Mit Sicherheit war es der spektakulärste seit langem. Die ganze Welt fragt, warum Blatter zuerst mit voller Kraft für seine Wiederwahl kämpft, triumphierend den Sieg feiert – und vier Tage später den Bettel hinschmeisst. Viele Fragen bleiben unbeantwortet:

  • Geht Blatter wirklich freiwillig, weil er das tun will, «was für die Fifa und den Fussball am besten ist», wie er in seiner Abschiedsrede sagte? Oder geht er, weil er sonst zum Rücktritt gezwungen würde? Weil er weiss, dass das FBI eben doch etwas gegen ihn in der Hand hat?

  • Ist er jetzt am Boden zerstört, weil die Fifa sein Leben war? Oder ist er «erleichtert und hat seinen Frieden gefunden», wie seine Tochter sagt?

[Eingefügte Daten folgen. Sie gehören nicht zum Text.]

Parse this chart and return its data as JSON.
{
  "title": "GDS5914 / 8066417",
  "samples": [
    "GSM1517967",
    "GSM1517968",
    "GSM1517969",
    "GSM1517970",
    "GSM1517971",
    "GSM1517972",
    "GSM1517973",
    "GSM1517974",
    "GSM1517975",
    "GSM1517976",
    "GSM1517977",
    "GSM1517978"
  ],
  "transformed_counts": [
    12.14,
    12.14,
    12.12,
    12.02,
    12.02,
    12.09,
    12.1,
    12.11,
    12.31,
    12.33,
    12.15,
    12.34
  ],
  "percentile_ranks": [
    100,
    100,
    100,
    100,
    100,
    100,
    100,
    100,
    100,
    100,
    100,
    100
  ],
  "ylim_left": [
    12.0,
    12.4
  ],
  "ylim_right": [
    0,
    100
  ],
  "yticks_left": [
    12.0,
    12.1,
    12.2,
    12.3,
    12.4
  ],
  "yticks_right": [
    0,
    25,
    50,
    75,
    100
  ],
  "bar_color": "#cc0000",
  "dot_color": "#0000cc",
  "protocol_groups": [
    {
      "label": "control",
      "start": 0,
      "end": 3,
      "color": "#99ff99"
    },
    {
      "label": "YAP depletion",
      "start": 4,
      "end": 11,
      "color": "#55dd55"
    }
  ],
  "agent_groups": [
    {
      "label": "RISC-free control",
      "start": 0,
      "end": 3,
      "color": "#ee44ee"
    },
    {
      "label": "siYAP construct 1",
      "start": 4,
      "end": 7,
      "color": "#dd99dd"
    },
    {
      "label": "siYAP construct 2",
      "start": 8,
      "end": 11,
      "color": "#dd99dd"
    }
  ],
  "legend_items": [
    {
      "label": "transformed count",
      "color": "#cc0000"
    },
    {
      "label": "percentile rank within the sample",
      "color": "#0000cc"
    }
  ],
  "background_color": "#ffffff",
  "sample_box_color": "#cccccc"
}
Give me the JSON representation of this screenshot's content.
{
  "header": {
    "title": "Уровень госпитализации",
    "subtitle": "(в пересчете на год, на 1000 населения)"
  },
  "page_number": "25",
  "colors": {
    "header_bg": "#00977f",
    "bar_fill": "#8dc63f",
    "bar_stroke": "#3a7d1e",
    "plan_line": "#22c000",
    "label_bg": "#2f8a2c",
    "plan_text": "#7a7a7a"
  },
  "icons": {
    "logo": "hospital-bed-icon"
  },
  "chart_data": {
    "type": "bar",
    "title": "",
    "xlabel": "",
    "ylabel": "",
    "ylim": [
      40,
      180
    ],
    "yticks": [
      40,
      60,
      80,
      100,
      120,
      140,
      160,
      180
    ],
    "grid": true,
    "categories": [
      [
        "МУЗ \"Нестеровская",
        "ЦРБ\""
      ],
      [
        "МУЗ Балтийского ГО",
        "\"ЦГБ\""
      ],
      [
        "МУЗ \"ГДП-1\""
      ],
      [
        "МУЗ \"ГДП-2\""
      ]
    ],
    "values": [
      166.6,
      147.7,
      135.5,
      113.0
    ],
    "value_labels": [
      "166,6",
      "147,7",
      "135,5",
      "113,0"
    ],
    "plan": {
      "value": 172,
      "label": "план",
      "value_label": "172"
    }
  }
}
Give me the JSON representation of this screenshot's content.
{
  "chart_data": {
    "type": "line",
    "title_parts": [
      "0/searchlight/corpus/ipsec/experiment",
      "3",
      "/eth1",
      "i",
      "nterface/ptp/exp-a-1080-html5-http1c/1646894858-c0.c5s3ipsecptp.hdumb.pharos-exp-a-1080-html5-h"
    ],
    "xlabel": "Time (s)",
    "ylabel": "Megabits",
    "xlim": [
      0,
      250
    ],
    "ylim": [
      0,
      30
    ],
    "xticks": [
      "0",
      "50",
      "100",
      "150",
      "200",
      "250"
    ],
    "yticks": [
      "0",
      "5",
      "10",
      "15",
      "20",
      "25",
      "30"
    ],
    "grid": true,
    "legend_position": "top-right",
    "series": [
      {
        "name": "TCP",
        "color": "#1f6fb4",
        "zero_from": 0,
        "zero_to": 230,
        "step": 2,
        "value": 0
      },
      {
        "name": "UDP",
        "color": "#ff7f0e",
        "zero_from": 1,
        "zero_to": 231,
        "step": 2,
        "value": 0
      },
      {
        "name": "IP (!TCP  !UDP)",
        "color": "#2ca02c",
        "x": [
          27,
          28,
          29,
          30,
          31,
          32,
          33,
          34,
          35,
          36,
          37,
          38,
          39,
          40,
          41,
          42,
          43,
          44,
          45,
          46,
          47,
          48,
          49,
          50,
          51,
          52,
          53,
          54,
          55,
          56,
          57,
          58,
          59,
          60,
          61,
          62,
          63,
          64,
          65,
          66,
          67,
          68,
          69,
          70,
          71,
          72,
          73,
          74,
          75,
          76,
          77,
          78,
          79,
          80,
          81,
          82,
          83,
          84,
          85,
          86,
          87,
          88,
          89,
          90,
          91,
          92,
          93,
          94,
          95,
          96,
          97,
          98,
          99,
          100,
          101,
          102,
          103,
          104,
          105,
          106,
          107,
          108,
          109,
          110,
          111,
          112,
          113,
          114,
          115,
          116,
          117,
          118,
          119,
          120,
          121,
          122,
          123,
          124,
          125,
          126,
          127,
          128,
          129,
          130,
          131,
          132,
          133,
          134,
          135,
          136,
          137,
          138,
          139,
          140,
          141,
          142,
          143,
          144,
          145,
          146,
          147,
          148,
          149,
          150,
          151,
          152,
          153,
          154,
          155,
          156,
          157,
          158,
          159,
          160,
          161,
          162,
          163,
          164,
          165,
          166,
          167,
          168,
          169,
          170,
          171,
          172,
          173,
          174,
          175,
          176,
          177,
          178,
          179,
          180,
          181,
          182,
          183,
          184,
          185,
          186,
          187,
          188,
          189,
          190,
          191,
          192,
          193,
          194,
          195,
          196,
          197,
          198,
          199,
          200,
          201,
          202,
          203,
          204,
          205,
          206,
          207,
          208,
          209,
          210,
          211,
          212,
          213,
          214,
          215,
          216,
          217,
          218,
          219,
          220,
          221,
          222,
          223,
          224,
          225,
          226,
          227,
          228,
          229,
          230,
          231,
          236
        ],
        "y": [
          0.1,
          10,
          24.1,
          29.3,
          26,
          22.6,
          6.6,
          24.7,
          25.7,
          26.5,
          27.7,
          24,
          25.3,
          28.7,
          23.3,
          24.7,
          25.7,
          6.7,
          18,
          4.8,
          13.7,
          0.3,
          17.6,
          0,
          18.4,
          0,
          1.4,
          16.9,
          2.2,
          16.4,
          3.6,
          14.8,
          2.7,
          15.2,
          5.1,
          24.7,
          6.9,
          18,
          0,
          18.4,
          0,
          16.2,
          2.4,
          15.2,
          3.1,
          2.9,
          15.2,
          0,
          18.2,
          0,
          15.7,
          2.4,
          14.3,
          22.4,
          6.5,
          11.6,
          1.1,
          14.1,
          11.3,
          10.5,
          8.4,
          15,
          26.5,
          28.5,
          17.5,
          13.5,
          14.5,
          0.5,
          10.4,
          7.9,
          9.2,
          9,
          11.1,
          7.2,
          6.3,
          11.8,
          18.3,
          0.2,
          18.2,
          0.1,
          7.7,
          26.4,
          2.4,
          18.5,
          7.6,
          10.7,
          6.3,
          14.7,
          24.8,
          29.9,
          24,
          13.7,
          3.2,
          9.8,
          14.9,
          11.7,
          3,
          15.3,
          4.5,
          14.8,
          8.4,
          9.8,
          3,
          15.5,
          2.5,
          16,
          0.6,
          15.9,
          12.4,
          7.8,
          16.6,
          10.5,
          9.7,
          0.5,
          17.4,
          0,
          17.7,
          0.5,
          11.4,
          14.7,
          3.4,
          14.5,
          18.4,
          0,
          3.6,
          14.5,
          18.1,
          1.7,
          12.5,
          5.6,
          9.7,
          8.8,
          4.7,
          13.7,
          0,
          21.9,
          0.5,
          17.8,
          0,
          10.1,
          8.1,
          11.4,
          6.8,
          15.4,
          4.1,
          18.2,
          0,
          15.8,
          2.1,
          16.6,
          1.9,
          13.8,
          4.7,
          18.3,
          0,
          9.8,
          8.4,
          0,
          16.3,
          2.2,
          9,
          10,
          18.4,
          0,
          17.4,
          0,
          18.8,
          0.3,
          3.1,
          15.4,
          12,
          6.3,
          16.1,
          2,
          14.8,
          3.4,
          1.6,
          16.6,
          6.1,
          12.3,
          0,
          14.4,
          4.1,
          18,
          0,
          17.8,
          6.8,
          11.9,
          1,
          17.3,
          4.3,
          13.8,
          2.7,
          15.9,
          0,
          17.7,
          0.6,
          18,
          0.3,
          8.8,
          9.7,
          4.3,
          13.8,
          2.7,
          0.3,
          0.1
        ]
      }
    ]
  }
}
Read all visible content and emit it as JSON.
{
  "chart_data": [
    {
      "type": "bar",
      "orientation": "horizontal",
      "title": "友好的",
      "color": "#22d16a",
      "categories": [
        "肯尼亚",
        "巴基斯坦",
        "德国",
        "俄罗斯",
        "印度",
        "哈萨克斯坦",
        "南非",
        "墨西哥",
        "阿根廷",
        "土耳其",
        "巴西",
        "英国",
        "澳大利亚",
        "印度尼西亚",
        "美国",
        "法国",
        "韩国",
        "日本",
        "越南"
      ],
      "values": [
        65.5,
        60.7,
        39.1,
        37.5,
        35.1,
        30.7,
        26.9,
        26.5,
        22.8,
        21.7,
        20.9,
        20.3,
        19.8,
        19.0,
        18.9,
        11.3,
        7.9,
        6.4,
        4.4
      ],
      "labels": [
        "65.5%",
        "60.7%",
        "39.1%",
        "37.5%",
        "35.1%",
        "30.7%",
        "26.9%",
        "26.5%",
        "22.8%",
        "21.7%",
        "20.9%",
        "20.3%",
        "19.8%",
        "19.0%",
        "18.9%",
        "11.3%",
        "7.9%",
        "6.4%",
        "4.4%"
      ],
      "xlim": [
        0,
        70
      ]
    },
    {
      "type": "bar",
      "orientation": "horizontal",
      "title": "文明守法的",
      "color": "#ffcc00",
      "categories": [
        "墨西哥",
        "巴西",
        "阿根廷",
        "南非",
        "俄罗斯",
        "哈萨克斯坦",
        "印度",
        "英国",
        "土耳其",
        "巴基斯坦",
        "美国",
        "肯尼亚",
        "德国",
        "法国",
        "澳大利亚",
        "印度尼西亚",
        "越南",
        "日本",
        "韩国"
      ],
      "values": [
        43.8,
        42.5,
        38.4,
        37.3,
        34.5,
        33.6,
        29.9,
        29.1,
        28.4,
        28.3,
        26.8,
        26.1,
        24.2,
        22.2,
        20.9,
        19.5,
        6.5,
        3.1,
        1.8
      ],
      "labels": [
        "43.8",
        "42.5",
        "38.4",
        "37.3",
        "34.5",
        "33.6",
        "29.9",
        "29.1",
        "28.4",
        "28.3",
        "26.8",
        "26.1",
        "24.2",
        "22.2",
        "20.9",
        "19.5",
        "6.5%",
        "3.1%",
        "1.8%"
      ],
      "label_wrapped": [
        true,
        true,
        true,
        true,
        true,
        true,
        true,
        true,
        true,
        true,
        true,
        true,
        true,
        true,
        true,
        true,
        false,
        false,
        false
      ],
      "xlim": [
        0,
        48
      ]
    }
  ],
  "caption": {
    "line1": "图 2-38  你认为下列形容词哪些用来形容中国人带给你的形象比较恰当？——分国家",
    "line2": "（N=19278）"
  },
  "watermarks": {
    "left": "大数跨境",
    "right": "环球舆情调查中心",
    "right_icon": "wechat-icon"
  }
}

  • Wird er die Kraft haben, doch noch Reformen durchzuführen, weil er nicht mehr gewählt werden muss und unabhängig ist? Oder kann er nichts mehr bewirken, weil er als Abtretender seinen Einfluss verliert?

Die US-Justiz hat mehr Macht als alle anderen

Wie dem auch sei – eindrücklich und erschreckend am Vorgang ist einmal mehr die Übermacht der US-Justiz, die die Schweiz auch schon zu spüren bekam, etwa in der Diskussion um Holocaust-Gelder in den 1990er-Jahren und aktuell im Bankenstreit. Jahrzehntelang moderten das Thema Fifa und die Korruption dahin, ohne dass sich allzu viel tat. Dann fegt die US-Justiz wie ein Tornado hindurch – und kein Stein bleibt auf dem andern.

Weltweit fielen die Reaktionen auf Blatters Rücktritt mehrheitlich positiv aus. Und doch wird sich Blatters Vermächtnis erst langfristig zeigen: Bleibt von ihm das korrupte System in Erinnerung oder die Demokratisierung des Fussballs? Nimmt das Image der Schweiz durch den Skandal Schaden oder werden wir uns noch wünschen, wir hätten einen Landsmann in einer derart wichtigen Position? Und vor allem: Wird nach Blatter wirklich alles besser?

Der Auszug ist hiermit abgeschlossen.